The CDC is keen on having immunocompromised people vaccinated for the fourth time amid reports on some pharmacies turning away people asking for another dose despite being boosted.

The public health agency revised its guidelines because there’s been “confusion” about the recommendations for the immunocompromised group, per ABC 7. The CDC already issued guidance recommending the fourth dose back in October.

With the updated guidance, the health organization said people with weakened immune systems should wait for a shorter period to get their additional booster doses amid the ongoing COVID-19 pandemic.

Vaccine Type Guidelines

During a meeting of the CDC’s outside vaccine experts on the Advisory Committee on Immunization Practices Friday, agency officials presented the specific updates for the different vaccine types available in the country.

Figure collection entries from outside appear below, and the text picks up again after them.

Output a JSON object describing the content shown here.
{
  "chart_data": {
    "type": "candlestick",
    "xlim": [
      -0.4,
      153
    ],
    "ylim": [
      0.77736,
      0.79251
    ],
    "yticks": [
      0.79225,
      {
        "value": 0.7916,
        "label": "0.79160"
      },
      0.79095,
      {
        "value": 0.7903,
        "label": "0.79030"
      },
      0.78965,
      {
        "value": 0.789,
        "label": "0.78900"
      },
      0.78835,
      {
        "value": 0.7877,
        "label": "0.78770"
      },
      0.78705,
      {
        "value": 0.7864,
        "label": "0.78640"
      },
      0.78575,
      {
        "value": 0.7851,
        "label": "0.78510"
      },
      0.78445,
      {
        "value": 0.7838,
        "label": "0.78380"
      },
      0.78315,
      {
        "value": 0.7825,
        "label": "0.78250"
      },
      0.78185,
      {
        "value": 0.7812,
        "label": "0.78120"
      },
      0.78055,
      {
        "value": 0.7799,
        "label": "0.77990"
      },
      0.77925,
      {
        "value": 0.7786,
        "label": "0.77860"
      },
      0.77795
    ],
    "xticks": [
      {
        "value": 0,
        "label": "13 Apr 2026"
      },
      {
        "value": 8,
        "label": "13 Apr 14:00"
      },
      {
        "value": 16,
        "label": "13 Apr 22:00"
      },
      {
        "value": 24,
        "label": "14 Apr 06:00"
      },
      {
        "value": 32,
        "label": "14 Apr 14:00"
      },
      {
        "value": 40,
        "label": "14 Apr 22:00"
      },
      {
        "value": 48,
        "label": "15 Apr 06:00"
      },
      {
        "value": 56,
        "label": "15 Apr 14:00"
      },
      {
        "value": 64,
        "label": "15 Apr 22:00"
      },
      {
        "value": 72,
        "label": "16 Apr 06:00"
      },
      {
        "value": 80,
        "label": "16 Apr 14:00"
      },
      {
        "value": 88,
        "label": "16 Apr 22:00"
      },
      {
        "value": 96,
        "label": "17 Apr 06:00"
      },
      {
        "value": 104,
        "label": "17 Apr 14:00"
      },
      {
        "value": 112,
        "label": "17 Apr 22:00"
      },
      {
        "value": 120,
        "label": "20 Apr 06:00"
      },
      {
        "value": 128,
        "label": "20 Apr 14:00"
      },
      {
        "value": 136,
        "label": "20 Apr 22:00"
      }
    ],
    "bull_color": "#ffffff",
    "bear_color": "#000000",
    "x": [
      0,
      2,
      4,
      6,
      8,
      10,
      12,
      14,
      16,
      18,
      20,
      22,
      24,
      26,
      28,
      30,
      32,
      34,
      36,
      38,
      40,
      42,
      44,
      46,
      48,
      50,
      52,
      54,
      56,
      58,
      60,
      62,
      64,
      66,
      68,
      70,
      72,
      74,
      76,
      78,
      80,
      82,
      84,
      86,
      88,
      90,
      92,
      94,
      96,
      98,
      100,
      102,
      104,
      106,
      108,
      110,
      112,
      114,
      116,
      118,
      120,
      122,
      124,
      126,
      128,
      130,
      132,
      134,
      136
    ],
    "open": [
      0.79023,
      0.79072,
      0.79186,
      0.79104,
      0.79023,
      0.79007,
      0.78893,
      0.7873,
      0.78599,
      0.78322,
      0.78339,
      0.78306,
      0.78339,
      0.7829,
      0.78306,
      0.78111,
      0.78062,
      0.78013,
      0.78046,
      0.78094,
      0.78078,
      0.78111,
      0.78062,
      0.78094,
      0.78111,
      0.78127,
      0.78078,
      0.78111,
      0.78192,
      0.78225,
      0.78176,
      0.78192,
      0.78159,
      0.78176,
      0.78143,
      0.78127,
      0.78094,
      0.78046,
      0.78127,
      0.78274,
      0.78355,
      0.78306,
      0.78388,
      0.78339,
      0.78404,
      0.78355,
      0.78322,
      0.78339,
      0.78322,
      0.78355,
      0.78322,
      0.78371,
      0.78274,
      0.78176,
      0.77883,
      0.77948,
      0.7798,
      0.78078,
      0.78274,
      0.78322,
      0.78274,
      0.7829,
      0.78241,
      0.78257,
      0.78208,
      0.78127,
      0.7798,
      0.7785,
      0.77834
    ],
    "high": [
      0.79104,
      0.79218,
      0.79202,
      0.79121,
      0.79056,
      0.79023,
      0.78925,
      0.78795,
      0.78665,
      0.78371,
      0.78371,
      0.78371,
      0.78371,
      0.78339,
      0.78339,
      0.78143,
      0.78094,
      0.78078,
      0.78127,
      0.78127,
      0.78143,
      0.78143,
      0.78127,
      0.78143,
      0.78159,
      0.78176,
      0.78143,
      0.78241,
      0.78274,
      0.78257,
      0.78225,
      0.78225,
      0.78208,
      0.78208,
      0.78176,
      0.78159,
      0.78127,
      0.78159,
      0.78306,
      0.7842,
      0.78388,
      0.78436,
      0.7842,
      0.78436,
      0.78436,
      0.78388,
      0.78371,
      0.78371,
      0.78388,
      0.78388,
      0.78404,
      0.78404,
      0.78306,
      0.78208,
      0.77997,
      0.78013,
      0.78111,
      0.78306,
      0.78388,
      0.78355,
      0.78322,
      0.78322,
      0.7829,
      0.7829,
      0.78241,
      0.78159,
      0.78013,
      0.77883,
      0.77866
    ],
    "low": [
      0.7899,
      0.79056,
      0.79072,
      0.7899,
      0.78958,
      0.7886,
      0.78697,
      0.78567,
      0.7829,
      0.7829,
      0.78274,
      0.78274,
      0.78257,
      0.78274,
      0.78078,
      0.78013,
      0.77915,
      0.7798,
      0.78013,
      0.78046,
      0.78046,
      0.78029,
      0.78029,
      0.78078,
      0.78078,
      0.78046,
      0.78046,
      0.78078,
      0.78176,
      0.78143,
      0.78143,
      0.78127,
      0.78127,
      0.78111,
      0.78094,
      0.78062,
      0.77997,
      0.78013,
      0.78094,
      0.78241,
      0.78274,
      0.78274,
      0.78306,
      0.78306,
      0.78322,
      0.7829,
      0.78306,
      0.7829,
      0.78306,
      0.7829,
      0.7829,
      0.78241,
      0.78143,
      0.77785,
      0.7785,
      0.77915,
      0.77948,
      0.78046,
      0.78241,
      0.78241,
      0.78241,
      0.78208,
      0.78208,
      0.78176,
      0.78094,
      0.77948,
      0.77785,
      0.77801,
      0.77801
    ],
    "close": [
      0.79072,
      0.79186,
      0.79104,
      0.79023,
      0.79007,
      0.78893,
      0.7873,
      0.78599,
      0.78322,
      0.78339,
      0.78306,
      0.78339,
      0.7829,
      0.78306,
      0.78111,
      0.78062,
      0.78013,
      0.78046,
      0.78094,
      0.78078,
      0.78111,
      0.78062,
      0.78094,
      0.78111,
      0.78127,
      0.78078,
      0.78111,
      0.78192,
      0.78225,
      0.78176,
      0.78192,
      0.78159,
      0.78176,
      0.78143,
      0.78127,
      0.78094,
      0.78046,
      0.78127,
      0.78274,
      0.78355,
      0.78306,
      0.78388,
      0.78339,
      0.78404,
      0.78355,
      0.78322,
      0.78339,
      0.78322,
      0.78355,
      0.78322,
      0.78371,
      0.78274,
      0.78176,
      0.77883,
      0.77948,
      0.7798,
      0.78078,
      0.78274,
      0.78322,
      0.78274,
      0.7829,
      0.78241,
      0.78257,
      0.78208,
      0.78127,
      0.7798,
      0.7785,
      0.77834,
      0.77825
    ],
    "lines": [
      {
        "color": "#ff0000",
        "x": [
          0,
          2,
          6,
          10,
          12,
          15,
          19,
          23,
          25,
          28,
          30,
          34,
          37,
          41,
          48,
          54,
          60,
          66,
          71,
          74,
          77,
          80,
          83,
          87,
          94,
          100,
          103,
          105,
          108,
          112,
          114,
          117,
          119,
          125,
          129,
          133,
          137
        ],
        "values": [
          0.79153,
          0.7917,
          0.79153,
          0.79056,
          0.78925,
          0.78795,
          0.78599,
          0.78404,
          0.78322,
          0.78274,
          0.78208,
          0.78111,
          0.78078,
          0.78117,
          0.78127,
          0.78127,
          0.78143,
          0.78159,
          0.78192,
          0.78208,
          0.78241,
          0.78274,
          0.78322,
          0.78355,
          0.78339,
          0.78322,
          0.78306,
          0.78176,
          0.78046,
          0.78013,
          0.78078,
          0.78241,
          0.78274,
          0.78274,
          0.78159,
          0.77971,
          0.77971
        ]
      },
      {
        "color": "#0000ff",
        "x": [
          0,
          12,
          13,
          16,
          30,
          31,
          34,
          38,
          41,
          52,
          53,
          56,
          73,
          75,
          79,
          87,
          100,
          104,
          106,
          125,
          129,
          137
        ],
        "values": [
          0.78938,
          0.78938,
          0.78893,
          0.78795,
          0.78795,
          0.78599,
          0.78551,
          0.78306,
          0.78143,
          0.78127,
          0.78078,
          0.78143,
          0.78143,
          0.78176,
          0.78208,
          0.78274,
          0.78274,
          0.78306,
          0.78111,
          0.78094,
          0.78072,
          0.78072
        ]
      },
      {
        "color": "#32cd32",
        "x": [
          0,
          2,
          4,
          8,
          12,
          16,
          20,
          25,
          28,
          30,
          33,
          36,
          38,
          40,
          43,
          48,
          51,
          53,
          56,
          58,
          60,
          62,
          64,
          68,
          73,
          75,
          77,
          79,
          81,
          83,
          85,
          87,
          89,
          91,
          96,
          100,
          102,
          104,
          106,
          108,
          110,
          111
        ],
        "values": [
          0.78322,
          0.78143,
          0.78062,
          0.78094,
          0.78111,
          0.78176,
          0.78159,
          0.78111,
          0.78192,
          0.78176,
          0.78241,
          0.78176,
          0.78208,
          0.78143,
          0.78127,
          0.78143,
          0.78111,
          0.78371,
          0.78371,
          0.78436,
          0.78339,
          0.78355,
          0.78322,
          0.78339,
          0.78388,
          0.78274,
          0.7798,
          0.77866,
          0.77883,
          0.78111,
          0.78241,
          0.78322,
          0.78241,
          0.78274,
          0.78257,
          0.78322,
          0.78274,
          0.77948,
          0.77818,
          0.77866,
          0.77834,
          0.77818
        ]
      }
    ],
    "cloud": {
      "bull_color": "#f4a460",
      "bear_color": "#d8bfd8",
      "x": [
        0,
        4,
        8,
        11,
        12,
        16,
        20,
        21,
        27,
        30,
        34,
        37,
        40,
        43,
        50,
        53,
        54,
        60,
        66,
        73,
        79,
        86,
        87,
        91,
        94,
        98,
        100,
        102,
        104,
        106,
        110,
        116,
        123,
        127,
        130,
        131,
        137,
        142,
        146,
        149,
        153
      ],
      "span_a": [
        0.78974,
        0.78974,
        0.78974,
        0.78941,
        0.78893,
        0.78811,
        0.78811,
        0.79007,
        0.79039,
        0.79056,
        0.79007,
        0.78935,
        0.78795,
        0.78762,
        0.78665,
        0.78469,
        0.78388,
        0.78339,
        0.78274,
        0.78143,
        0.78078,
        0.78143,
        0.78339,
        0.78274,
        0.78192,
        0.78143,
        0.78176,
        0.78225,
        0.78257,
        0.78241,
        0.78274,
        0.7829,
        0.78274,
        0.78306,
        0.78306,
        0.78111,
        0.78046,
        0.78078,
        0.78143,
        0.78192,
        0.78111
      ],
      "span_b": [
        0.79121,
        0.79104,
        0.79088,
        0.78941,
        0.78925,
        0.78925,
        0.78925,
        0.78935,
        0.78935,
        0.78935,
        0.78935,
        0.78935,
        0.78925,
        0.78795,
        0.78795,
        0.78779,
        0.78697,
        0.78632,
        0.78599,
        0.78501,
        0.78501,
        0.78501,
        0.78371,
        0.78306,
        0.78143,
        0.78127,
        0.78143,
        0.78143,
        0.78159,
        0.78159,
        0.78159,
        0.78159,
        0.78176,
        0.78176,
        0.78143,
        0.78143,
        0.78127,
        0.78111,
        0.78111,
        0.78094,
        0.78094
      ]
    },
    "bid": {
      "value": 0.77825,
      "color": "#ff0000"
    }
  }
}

For those who had the mRNA vaccines (Pfizer and Moderna), the waiting time for the fourth dose has been lowered to three months from five months, based on the data researchers have collected on vaccine efficacy in various studies.

For those vaccinated with Johnson & Johnson’s Janssen vaccine, the revised guidelines indicated that after getting their first booster shot at least 28 days following their primary jab, they need to wait for at least two months before having their second booster.

According to experts, immunocompromised people must get boosted because they are at a higher risk of getting infected even if they are fully vaccinated. They are also likely to suffer severe COVID-19 complications once infected. Furthermore, they can potentially harbor mutations leading to more virulent strains.

“In the past two months, I’ve seen many of these immunocompromised patients who had followed all the rules still have significant breakthrough infections. And I really think that this will help dramatically,” Boston-based Massachusetts General Hospital clinical director and infectious disease specialist Camille Kotton told Washington Post.